Esse é um assunto polêmico. Vejo muita gente reclamando da CAPES, do MEC, mas a agência e o ministério são vítimas do corte que o Governo impôs a eles. As agências não podem simplesmente enviar o aluno pro exterior e, no meio do estágio, cortar a bolsa de todo mundo e mandar voltar por falta de verba. Meses antes da minha saída do Brasil, em 2012, muitos bolsistas reclamavam dos atrasos constantes no pagamento. Eu saí com medo mas, felizmente, deu tudo certo e o pagamento das bolsas se estabilizou. Por outro lado sei que este problema pode arruinar os planos e sonhos de muitos bolsistas que já tinham se programado para ir, e agora não terão tempo hábil para adiar a viagem. É uma questão complicada que precisa ser observada pelos dois lados para tentar não ser injusto com nenhum deles. Na irresponsabilidade com a pesquisa dos doutorandos, a CAPES mostra sua responsabilidade com a vida dos mesmos lá fora. Nesse ponto eu concordo com a CAPES, o que não significa que sou a favor dos cortes.
Na sua opinião, qual seria a melhor solução a ser tomada pelos estudantes? E pelo governo?
Se quisermos reclamar e nos manifestar, isto deve ser feito para o Governo, não contra a CAPES. Talvez uma conversa com o ministro Renato Janine uma vez que ele já mostrou dar ouvidos para a opinião pública e tem algum diálogo com o Governo. Não acredito que resolva, mas ao menos é uma pressão que acredito fazer mais efeito do que uma reclamação contra a CAPES.
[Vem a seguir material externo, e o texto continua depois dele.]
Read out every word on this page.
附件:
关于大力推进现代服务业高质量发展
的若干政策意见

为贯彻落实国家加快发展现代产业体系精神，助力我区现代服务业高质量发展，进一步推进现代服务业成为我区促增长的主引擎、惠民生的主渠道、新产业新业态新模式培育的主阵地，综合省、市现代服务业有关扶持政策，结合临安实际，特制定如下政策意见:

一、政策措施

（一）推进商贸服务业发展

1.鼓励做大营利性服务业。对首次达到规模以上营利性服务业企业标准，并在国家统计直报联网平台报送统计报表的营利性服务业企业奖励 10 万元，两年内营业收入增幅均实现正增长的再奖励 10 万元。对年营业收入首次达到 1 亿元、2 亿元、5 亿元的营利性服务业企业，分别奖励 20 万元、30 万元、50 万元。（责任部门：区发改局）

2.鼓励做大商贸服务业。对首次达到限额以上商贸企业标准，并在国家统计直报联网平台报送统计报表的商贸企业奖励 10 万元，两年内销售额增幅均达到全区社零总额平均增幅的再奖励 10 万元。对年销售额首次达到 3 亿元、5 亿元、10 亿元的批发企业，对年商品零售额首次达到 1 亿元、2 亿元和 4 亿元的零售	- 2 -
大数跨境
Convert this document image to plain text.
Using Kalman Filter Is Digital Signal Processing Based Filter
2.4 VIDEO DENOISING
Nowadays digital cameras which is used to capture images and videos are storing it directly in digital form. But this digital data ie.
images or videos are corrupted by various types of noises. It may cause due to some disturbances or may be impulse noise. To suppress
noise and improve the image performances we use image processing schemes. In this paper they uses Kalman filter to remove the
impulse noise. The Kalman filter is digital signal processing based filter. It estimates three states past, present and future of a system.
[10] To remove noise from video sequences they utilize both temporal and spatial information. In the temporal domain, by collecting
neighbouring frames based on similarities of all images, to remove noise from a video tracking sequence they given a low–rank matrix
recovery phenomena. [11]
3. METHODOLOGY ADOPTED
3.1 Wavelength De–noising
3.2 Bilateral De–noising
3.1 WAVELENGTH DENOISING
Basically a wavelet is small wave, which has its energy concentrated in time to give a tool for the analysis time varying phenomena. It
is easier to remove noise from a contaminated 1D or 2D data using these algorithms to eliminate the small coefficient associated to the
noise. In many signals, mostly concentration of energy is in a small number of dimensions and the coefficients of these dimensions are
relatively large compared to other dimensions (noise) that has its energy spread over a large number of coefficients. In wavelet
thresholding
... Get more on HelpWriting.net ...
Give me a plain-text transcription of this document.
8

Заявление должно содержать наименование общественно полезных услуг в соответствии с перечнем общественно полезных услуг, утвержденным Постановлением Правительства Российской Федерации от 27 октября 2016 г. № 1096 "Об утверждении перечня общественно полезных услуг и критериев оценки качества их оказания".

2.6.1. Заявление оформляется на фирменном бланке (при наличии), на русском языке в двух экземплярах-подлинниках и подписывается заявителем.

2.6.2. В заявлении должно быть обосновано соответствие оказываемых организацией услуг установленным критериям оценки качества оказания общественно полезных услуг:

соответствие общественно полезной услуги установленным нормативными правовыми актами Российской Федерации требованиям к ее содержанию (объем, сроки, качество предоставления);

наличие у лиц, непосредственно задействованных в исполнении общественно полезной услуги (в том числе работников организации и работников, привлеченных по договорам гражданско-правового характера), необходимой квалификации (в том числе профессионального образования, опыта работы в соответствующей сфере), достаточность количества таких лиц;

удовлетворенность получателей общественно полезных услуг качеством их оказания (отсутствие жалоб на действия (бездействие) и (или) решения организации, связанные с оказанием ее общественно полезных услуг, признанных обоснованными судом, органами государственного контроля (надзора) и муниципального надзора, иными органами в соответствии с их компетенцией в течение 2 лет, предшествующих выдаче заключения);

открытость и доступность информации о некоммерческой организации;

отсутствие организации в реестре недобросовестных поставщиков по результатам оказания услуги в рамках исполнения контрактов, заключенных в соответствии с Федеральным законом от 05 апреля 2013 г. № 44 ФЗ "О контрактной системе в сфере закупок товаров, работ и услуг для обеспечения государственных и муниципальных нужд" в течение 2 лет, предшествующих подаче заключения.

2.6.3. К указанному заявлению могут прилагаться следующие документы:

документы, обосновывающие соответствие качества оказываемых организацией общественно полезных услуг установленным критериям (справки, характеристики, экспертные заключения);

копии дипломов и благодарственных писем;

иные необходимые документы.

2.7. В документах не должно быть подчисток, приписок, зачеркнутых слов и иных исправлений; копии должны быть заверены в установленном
O problema é que entramos no novo ciclo. Infelizmente, as contas do Governo também sofreram bastante. Esta recessão é necessária frente à irresponsabilidade fiscal dos últimos quatro anos. Meu questionamento seria em cima das prioridades do Governo. Não vou simplesmente dizer que o Governo não está preocupado com a Educação e com a Ciência somente porque estes são os setores que mais afetam o atual momento da minha vida. Não tenho minhas conclusões sobre a situação dos outros setores e a redistribuição de verbas. A única coisa que posso dizer é que o Governo, no mínimo, deveria dar uma explicação bastante clara e objetiva sobre a motivação dos cortes e o redirecionamento destas verbas. Da mesma forma que temos que prestar contas ao Governo sobre nossas bolsas, acho que eles deveriam prestar contas aos que foram de alguma forma prejudicados por estes cortes.